The team aims to have the aircraft operating around 100 hours per month, which Houseman feels is an achievable target.

He said: “In the owned aircraft fleet it is really about getting volume on to the aircraft and generating enough hours that you can cover all the costs, including the ownership costs of the aircraft. In aircraft management, typically the owner doesn’t factor in the cost of ownership. He just wants to do a bit of charter to cover the cost of the crew, or to recover some of the management costs. But the aircraft ownership is never really factored in.

“Our target is to do 100 hours per month, per aircraft. The interesting thing about our model is that everyone has the perception that the aircraft will be flying every single day. But if you are doing Beijing to the West Coast of the US and back, you can build up 22-23 hours in two or three days. It is really about the long range flying. That is what we aiming for. The short trips can be serviced by managed aircraft.
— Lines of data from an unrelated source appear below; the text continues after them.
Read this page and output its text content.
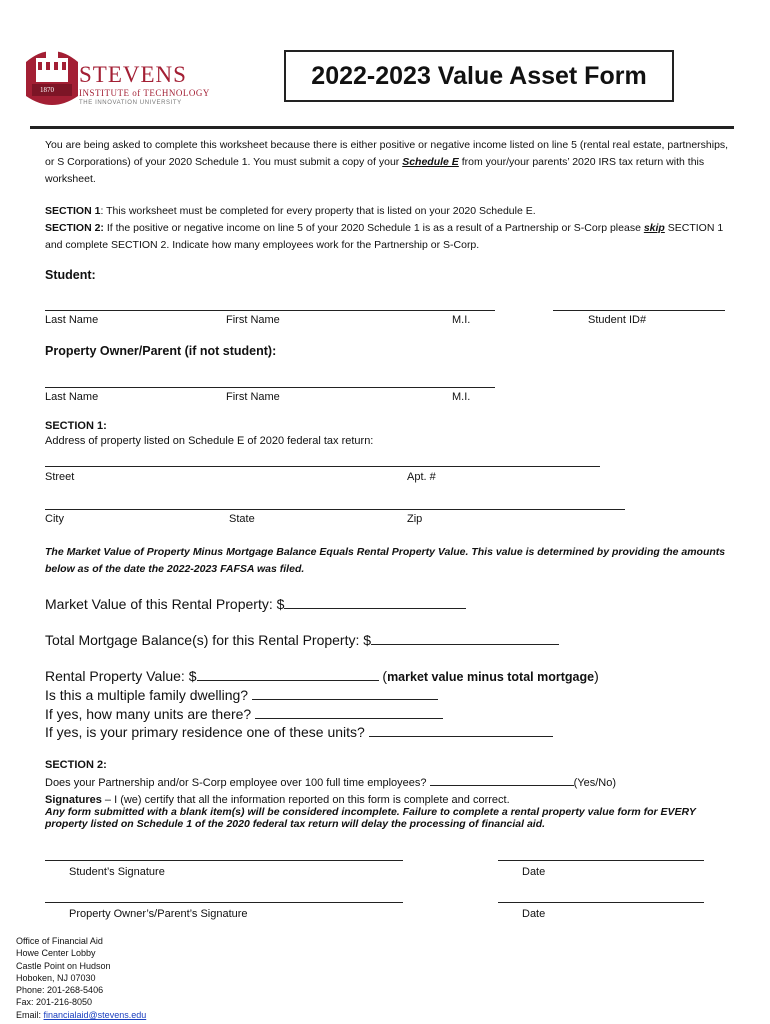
1870
STEVENS
INSTITUTE of TECHNOLOGY
THE INNOVATION UNIVERSITY
2022-2023 Value Asset Form
You are being asked to complete this worksheet because there is either positive or negative income listed on line 5 (rental real estate, partnerships, or S Corporations) of your 2020 Schedule 1. You must submit a copy of your Schedule E from your/your parents’ 2020 IRS tax return with this worksheet.
SECTION 1: This worksheet must be completed for every property that is listed on your 2020 Schedule E.
SECTION 2: If the positive or negative income on line 5 of your 2020 Schedule 1 is as a result of a Partnership or S-Corp please skip SECTION 1 and complete SECTION 2. Indicate how many employees work for the Partnership or S-Corp.
Student:
Last Name	First Name	M.I.	Student ID#
Property Owner/Parent (if not student):
Last Name	First Name	M.I.
SECTION 1:
Address of property listed on Schedule E of 2020 federal tax return:
Street	Apt. #
City	State	Zip
The Market Value of Property Minus Mortgage Balance Equals Rental Property Value. This value is determined by providing the amounts below as of the date the 2022-2023 FAFSA was filed.
Market Value of this Rental Property: $
Total Mortgage Balance(s) for this Rental Property: $
Rental Property Value: $	(market value minus total mortgage)
Is this a multiple family dwelling?
If yes, how many units are there?
If yes, is your primary residence one of these units?
SECTION 2:
Does your Partnership and/or S-Corp employee over 100 full time employees?	(Yes/No)
Signatures – I (we) certify that all the information reported on this form is complete and correct.
Any form submitted with a blank item(s) will be considered incomplete. Failure to complete a rental property value form for EVERY property listed on Schedule 1 of the 2020 federal tax return will delay the processing of financial aid.
Student’s Signature	Date
Property Owner’s/Parent’s Signature	Date
Office of Financial Aid
Howe Center Lobby
Castle Point on Hudson
Hoboken, NJ 07030
Phone: 201-268-5406
Fax: 201-216-8050
Email: financialaid@stevens.edu
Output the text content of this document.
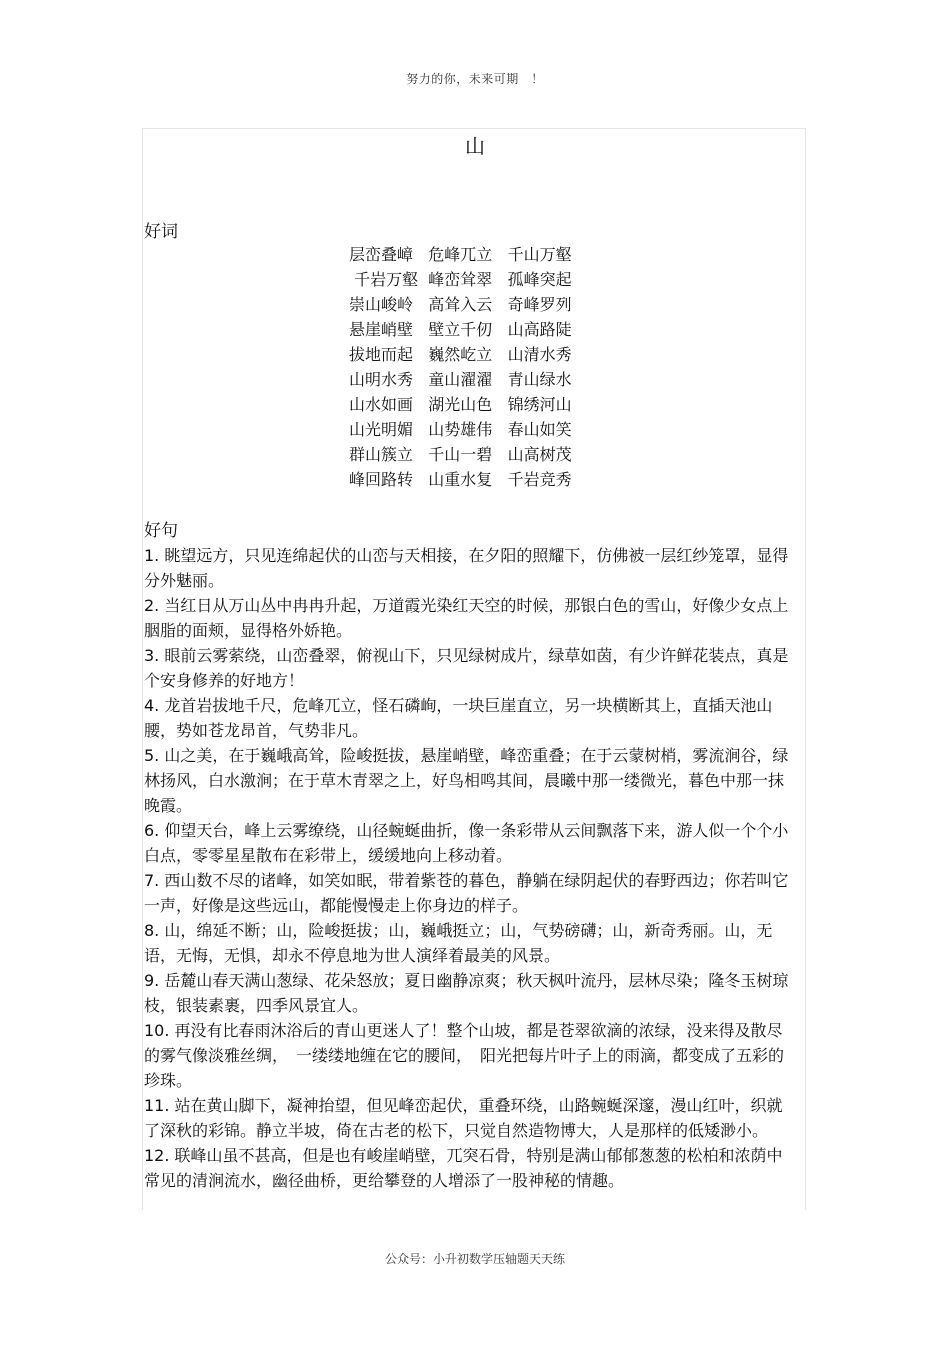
努力的你，未来可期　！
山
好词
层峦叠嶂 危峰兀立 千山万壑
千岩万壑 峰峦耸翠 孤峰突起
崇山峻岭 高耸入云 奇峰罗列
悬崖峭壁 壁立千仞 山高路陡
拔地而起 巍然屹立 山清水秀
山明水秀 童山濯濯 青山绿水
山水如画 湖光山色 锦绣河山
山光明媚 山势雄伟 春山如笑
群山簇立 千山一碧 山高树茂
峰回路转 山重水复 千岩竞秀
好句
1. 眺望远方，只见连绵起伏的山峦与天相接，在夕阳的照耀下，仿佛被一层红纱笼罩，显得分外魅丽。
2. 当红日从万山丛中冉冉升起，万道霞光染红天空的时候，那银白色的雪山，好像少女点上胭脂的面颊，显得格外娇艳。
3. 眼前云雾萦绕，山峦叠翠，俯视山下，只见绿树成片，绿草如茵，有少许鲜花装点，真是个安身修养的好地方！
4. 龙首岩拔地千尺，危峰兀立，怪石磷峋，一块巨崖直立，另一块横断其上，直插天池山腰，势如苍龙昂首，气势非凡。
5. 山之美，在于巍峨高耸，险峻挺拔，悬崖峭壁，峰峦重叠；在于云蒙树梢，雾流涧谷，绿林扬风，白水激涧；在于草木青翠之上，好鸟相鸣其间，晨曦中那一缕微光，暮色中那一抹晚霞。
6. 仰望天台，峰上云雾缭绕，山径蜿蜒曲折，像一条彩带从云间飘落下来，游人似一个个小白点，零零星星散布在彩带上，缓缓地向上移动着。
7. 西山数不尽的诸峰，如笑如眠，带着紫苍的暮色，静躺在绿阴起伏的春野西边；你若叫它一声，好像是这些远山，都能慢慢走上你身边的样子。
8. 山，绵延不断；山，险峻挺拔；山，巍峨挺立；山，气势磅礴；山，新奇秀丽。山，无语，无悔，无惧，却永不停息地为世人演绎着最美的风景。
9. 岳麓山春天满山葱绿、花朵怒放；夏日幽静凉爽；秋天枫叶流丹，层林尽染；隆冬玉树琼枝，银装素裹，四季风景宜人。
10. 再没有比春雨沐浴后的青山更迷人了！整个山坡，都是苍翠欲滴的浓绿，没来得及散尽的雾气像淡雅丝绸，　一缕缕地缠在它的腰间，　阳光把每片叶子上的雨滴，都变成了五彩的珍珠。
11. 站在黄山脚下，凝神抬望，但见峰峦起伏，重叠环绕，山路蜿蜒深邃，漫山红叶，织就了深秋的彩锦。静立半坡，倚在古老的松下，只觉自然造物博大，人是那样的低矮渺小。
12. 联峰山虽不甚高，但是也有峻崖峭壁，兀突石骨，特别是满山郁郁葱葱的松柏和浓荫中常见的清涧流水，幽径曲桥，更给攀登的人增添了一股神秘的情趣。
公众号：小升初数学压轴题天天练
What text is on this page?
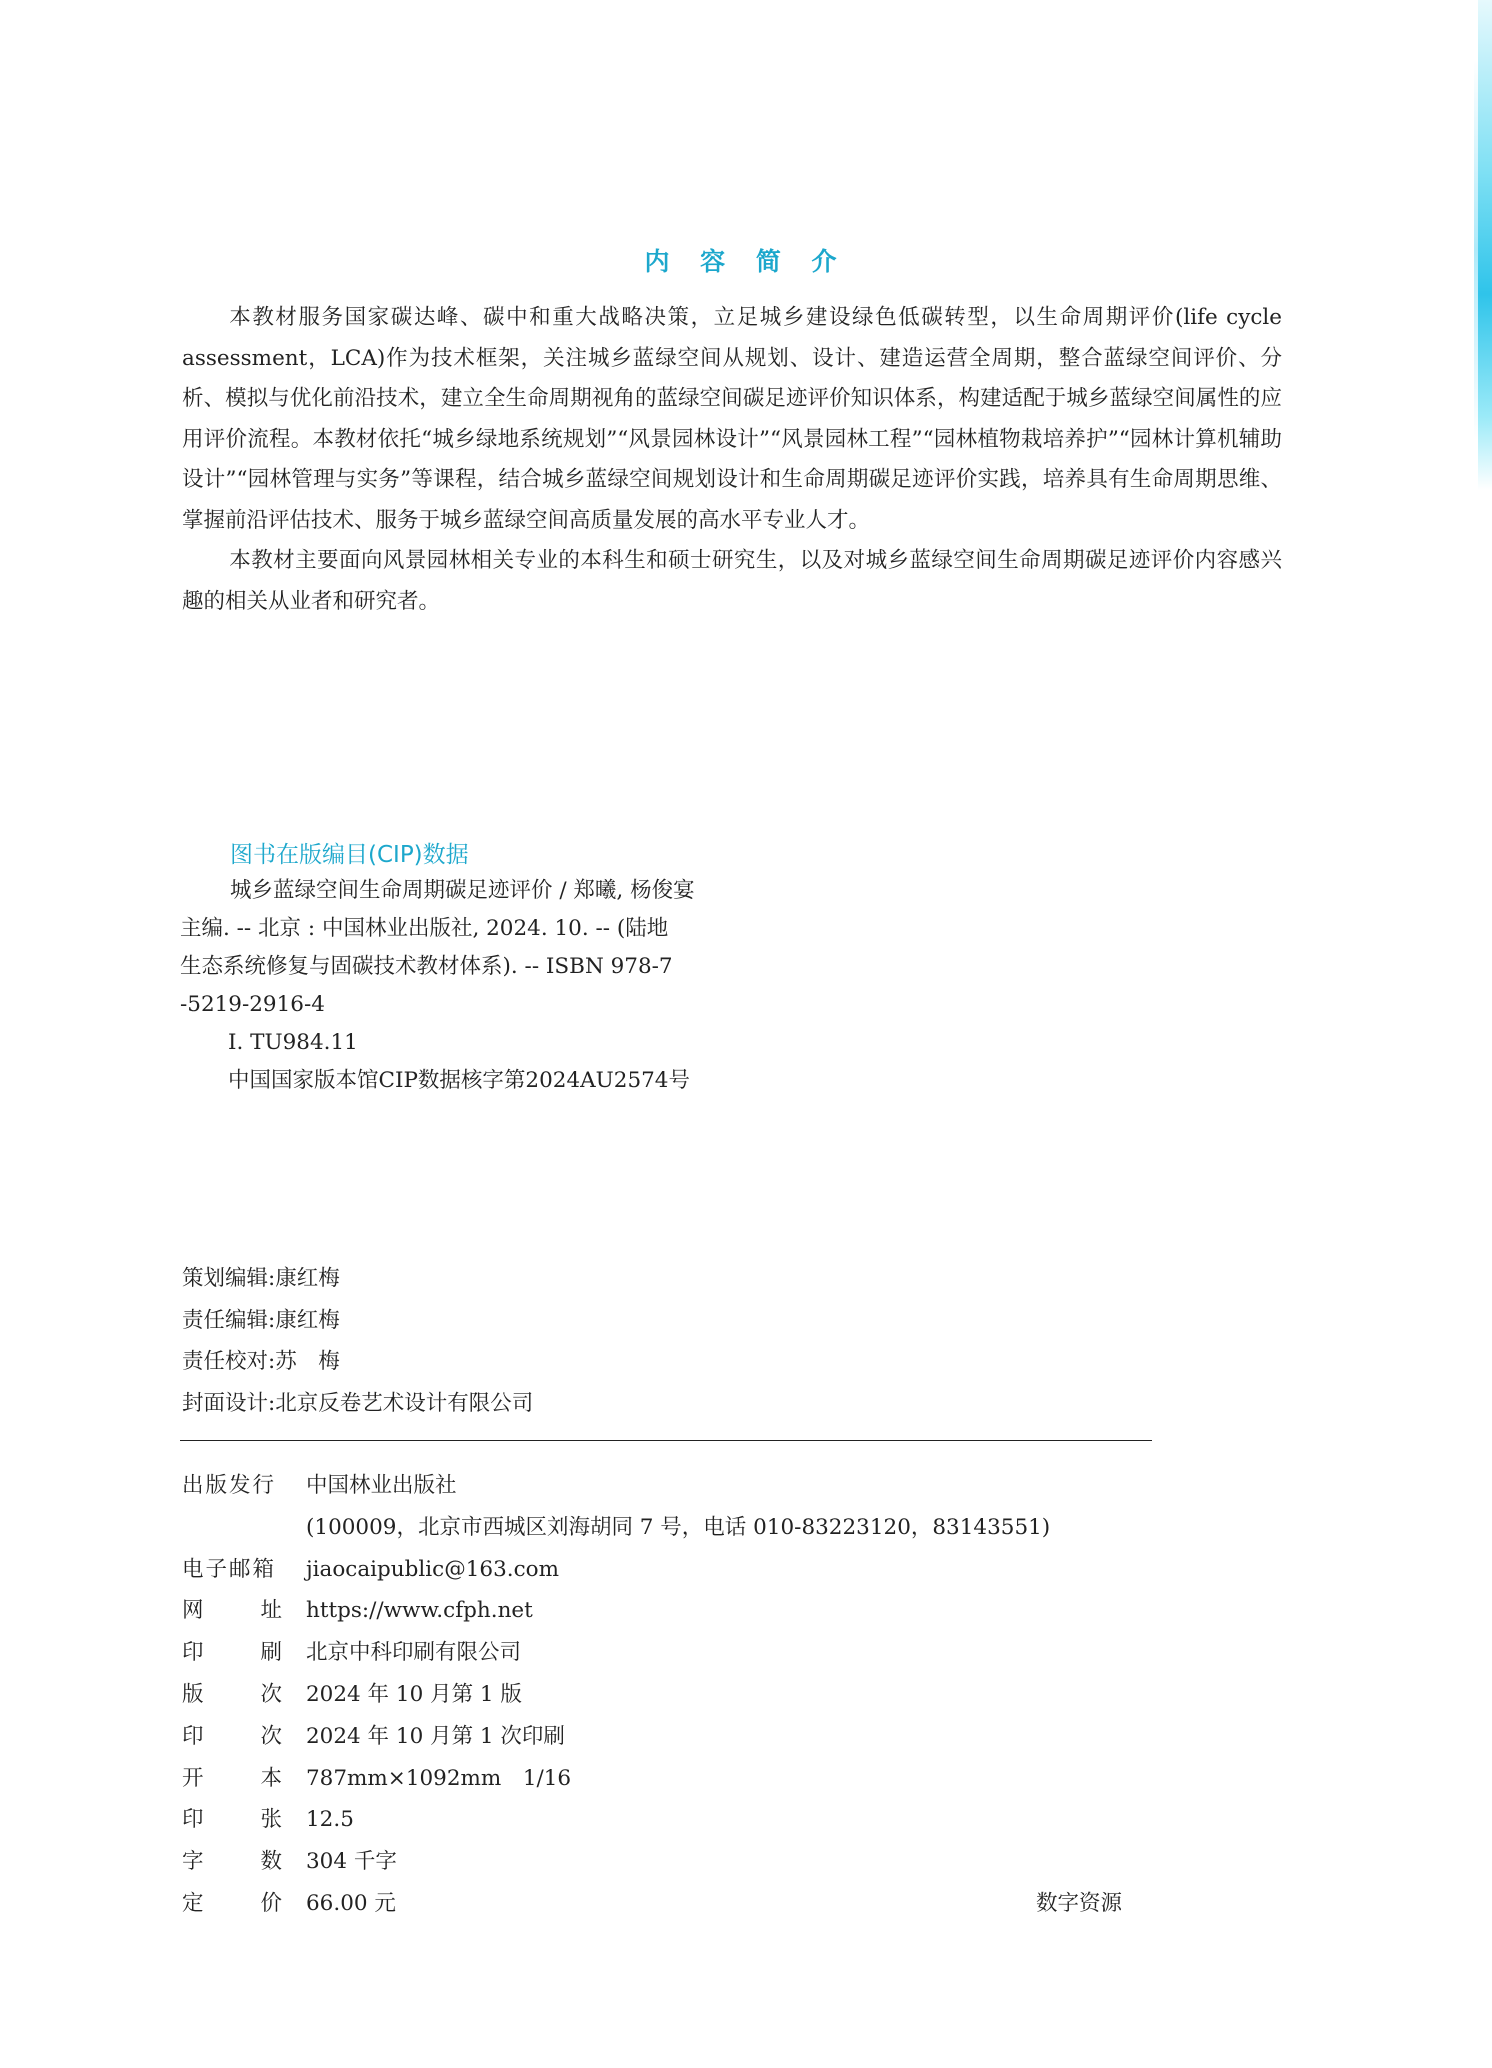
内 容 简 介

本教材服务国家碳达峰、碳中和重大战略决策，立足城乡建设绿色低碳转型，以生命周期评价(life cycle assessment，LCA)作为技术框架，关注城乡蓝绿空间从规划、设计、建造运营全周期，整合蓝绿空间评价、分析、模拟与优化前沿技术，建立全生命周期视角的蓝绿空间碳足迹评价知识体系，构建适配于城乡蓝绿空间属性的应用评价流程。本教材依托“城乡绿地系统规划”“风景园林设计”“风景园林工程”“园林植物栽培养护”“园林计算机辅助设计”“园林管理与实务”等课程，结合城乡蓝绿空间规划设计和生命周期碳足迹评价实践，培养具有生命周期思维、掌握前沿评估技术、服务于城乡蓝绿空间高质量发展的高水平专业人才。

本教材主要面向风景园林相关专业的本科生和硕士研究生，以及对城乡蓝绿空间生命周期碳足迹评价内容感兴趣的相关从业者和研究者。

图书在版编目(CIP)数据
城乡蓝绿空间生命周期碳足迹评价 / 郑曦, 杨俊宴
主编. -- 北京 : 中国林业出版社, 2024. 10. -- (陆地
生态系统修复与固碳技术教材体系). -- ISBN 978-7
-5219-2916-4
Ⅰ. TU984.11
中国国家版本馆CIP数据核字第2024AU2574号
策划编辑:康红梅
责任编辑:康红梅
责任校对:苏　梅
封面设计:北京反卷艺术设计有限公司
出版发行	中国林业出版社
(100009，北京市西城区刘海胡同 7 号，电话 010-83223120，83143551)
电子邮箱	jiaocaipublic@163.com
网	址 https://www.cfph.net
印	刷 北京中科印刷有限公司
版	次 2024 年 10 月第 1 版
印	次 2024 年 10 月第 1 次印刷
开	本 787mm×1092mm　1/16
印	张 12.5
字	数 304 千字
定	价 66.00 元	数字资源
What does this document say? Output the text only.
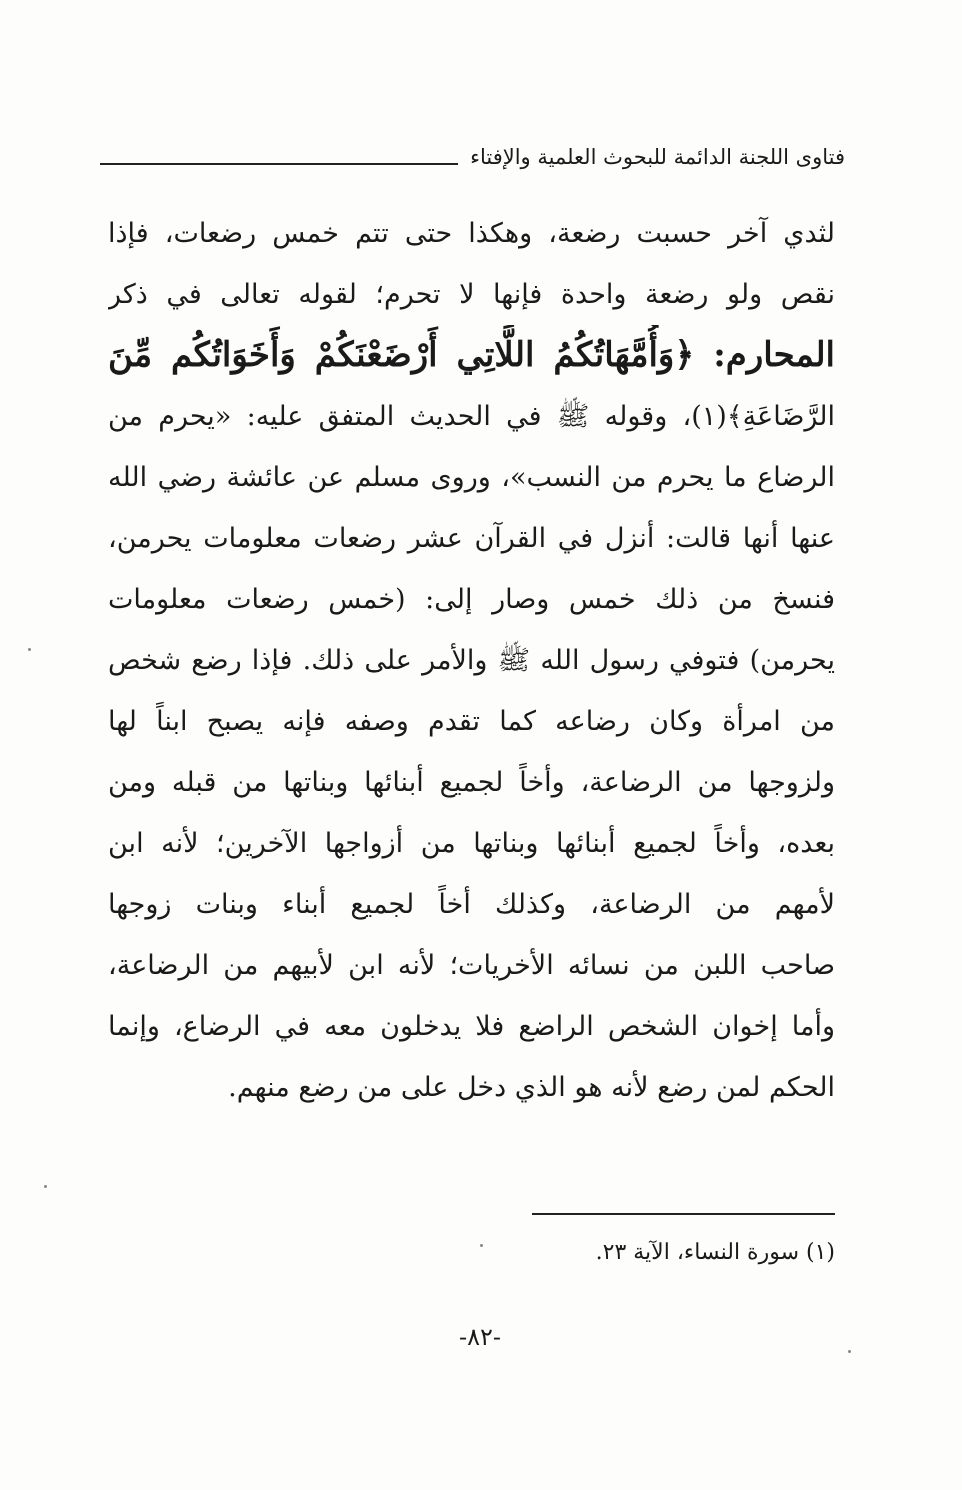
فتاوى اللجنة الدائمة للبحوث العلمية والإفتاء
لثدي آخر حسبت رضعة، وهكذا حتى تتم خمس رضعات، فإذا
نقص ولو رضعة واحدة فإنها لا تحرم؛ لقوله تعالى في ذكر
المحارم: ﴿وَأُمَّهَاتُكُمُ اللَّاتِي أَرْضَعْنَكُمْ وَأَخَوَاتُكُم مِّنَ
الرَّضَاعَةِ﴾(١)، وقوله ﷺ في الحديث المتفق عليه: «يحرم من
الرضاع ما يحرم من النسب»، وروى مسلم عن عائشة رضي الله
عنها أنها قالت: أنزل في القرآن عشر رضعات معلومات يحرمن،
فنسخ من ذلك خمس وصار إلى: (خمس رضعات معلومات
يحرمن) فتوفي رسول الله ﷺ والأمر على ذلك. فإذا رضع شخص
من امرأة وكان رضاعه كما تقدم وصفه فإنه يصبح ابناً لها
ولزوجها من الرضاعة، وأخاً لجميع أبنائها وبناتها من قبله ومن
بعده، وأخاً لجميع أبنائها وبناتها من أزواجها الآخرين؛ لأنه ابن
لأمهم من الرضاعة، وكذلك أخاً لجميع أبناء وبنات زوجها
صاحب اللبن من نسائه الأخريات؛ لأنه ابن لأبيهم من الرضاعة،
وأما إخوان الشخص الراضع فلا يدخلون معه في الرضاع، وإنما
الحكم لمن رضع لأنه هو الذي دخل على من رضع منهم.
(١) سورة النساء، الآية ٢٣.
-٨٢-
“And that is really why we are focussing on China. If you look at the geography of Asia, it is big. I flew here to Shanghai from Singapore, and it was five hours. And Singapore is a near neighbour. There are no short flights, which will help with our business model, because if we are doing a lot of international flying out of China it is going to be six, seven, ten hours plus.”

He concluded: “Collectively, our clients will benefit from access to more aircraft and more pilots, and an extended global reach, with fixed operations and offices in Asia, Europe and North America. Our vision is to draw from our numerous strengths to offer an unprecedented level of service to discerning clients worldwide.”